The clay minerals are generally fine-grained and it is not possible to find a single large enough crystal
for acoustic measurements. For any type of rock physics modeling or anisotropy analysis, individual elastic moduli of clay minerals, their orientation distribution functions (ODF) and their volume fractions are imperative. Understanding the importance, several authors have proposed theoretical (Sayers, 2005; Bayuk et al. 2007) experimental (Kathahara, 1996), empirical (Castagna et al, 1985; Tosaya, 1982) and heuristic/semi-empirical (Vernik and Kachanov, 2010) approaches to estimate elastic properties of clay aggregates with different preferred orientations. However, better understanding for constraining the elastic properties is still needed.

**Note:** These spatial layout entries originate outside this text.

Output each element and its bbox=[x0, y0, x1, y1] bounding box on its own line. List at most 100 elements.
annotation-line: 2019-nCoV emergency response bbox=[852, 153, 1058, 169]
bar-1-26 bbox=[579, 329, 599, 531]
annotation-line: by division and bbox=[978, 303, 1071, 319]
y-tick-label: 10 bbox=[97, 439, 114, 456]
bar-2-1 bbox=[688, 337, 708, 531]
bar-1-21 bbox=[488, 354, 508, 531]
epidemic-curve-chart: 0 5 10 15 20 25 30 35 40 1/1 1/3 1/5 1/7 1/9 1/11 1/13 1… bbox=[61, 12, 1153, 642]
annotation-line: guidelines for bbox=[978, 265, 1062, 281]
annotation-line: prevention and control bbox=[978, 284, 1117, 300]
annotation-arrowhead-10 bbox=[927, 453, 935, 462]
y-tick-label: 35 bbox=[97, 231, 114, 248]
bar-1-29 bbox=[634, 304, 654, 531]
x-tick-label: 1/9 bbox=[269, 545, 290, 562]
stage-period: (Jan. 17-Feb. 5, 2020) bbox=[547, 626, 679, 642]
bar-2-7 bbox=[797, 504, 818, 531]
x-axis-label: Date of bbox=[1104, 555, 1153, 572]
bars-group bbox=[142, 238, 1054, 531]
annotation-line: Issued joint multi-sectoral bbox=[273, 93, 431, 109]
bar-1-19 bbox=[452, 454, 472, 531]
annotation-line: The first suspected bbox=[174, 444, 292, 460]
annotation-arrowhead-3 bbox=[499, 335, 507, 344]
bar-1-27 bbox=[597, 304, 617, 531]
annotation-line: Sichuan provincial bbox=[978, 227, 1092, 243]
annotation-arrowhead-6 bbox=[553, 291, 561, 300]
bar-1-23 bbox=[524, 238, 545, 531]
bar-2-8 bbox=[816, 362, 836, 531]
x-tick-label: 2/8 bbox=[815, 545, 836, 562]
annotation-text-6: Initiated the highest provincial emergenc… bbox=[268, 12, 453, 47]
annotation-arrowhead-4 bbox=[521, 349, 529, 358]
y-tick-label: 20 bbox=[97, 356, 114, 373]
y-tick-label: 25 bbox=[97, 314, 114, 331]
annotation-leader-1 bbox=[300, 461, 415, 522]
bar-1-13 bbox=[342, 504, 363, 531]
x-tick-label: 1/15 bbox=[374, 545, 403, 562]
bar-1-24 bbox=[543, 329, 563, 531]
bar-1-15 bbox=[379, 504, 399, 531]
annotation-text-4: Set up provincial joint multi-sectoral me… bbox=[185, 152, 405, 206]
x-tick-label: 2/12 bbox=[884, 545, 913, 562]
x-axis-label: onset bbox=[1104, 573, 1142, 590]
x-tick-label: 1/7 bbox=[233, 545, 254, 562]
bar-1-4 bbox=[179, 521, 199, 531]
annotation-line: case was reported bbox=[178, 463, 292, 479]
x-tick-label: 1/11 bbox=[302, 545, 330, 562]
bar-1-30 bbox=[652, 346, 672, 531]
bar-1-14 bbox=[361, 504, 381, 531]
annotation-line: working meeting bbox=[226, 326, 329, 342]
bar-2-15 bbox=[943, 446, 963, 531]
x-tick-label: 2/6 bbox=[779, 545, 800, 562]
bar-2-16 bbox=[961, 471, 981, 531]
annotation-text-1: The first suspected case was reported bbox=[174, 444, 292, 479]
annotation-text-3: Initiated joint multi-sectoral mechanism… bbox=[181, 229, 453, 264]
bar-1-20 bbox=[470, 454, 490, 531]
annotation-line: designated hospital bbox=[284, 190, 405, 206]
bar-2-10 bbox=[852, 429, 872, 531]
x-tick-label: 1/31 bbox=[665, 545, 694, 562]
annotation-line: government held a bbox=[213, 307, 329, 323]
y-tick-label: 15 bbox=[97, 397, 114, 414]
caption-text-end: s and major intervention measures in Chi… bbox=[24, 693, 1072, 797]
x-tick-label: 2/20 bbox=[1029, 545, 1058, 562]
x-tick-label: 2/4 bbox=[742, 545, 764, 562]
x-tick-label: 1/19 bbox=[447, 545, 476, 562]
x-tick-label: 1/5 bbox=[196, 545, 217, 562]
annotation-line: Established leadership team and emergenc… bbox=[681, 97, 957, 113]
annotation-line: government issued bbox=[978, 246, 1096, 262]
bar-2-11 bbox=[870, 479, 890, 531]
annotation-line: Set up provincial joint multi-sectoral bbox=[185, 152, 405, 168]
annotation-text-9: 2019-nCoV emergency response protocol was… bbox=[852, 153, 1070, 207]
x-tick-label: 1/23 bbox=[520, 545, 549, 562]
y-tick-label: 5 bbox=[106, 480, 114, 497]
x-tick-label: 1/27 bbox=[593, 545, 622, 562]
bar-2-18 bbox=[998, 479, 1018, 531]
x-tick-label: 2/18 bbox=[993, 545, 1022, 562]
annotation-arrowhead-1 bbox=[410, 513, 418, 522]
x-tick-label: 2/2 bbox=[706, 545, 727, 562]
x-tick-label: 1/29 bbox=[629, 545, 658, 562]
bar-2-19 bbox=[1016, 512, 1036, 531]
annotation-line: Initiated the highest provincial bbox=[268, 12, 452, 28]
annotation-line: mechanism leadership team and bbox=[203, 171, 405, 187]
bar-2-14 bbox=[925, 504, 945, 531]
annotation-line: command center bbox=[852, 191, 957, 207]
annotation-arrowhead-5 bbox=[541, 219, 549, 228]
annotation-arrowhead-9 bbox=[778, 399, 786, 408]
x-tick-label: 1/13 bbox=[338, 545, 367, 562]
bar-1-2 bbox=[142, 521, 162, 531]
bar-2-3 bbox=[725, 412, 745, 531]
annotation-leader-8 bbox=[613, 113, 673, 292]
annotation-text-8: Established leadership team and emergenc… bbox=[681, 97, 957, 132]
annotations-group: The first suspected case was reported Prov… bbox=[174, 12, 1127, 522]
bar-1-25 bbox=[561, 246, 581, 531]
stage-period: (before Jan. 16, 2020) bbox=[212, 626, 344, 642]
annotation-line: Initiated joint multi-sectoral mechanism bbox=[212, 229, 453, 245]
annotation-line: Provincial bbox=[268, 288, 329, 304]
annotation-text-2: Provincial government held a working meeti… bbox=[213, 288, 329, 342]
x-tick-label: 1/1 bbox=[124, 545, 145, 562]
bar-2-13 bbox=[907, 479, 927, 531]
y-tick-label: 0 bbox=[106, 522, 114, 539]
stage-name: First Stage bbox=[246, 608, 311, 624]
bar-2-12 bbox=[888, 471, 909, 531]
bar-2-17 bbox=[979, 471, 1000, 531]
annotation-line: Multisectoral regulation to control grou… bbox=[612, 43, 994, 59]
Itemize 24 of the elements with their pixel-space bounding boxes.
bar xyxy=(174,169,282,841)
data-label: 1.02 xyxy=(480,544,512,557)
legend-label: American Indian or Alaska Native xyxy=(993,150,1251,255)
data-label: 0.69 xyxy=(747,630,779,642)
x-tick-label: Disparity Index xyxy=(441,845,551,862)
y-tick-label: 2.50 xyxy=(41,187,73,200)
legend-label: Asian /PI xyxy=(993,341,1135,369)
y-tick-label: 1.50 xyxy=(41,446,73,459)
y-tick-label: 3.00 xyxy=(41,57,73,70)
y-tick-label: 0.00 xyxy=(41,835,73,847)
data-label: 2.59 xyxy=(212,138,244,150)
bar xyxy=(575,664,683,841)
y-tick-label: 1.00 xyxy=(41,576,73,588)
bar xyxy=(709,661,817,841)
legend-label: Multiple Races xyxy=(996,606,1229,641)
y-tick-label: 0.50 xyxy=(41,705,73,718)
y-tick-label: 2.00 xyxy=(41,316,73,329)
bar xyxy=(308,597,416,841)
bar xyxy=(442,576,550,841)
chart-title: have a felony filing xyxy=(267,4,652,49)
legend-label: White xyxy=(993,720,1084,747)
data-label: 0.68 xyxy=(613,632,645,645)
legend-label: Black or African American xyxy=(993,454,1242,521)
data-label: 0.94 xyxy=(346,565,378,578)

The orientation of clay mineral is generally expressed in the terms of MPD (maximum pole density) in m.r.d. (multiples of random distribution) (Wenk, 1985). A higher value of m.r.d. signifies a higher degree of preferred orientation. In this study, we use ODF data from X-ray goniometry for different shales to devise a relationship between P- and S-wave velocities for zero interparticle porosity minerals to their preferred orientation. We then compute elastic tensors for the most common phyllosilicate shale minerals such as muscovite, illite and illite/smectite aggregates.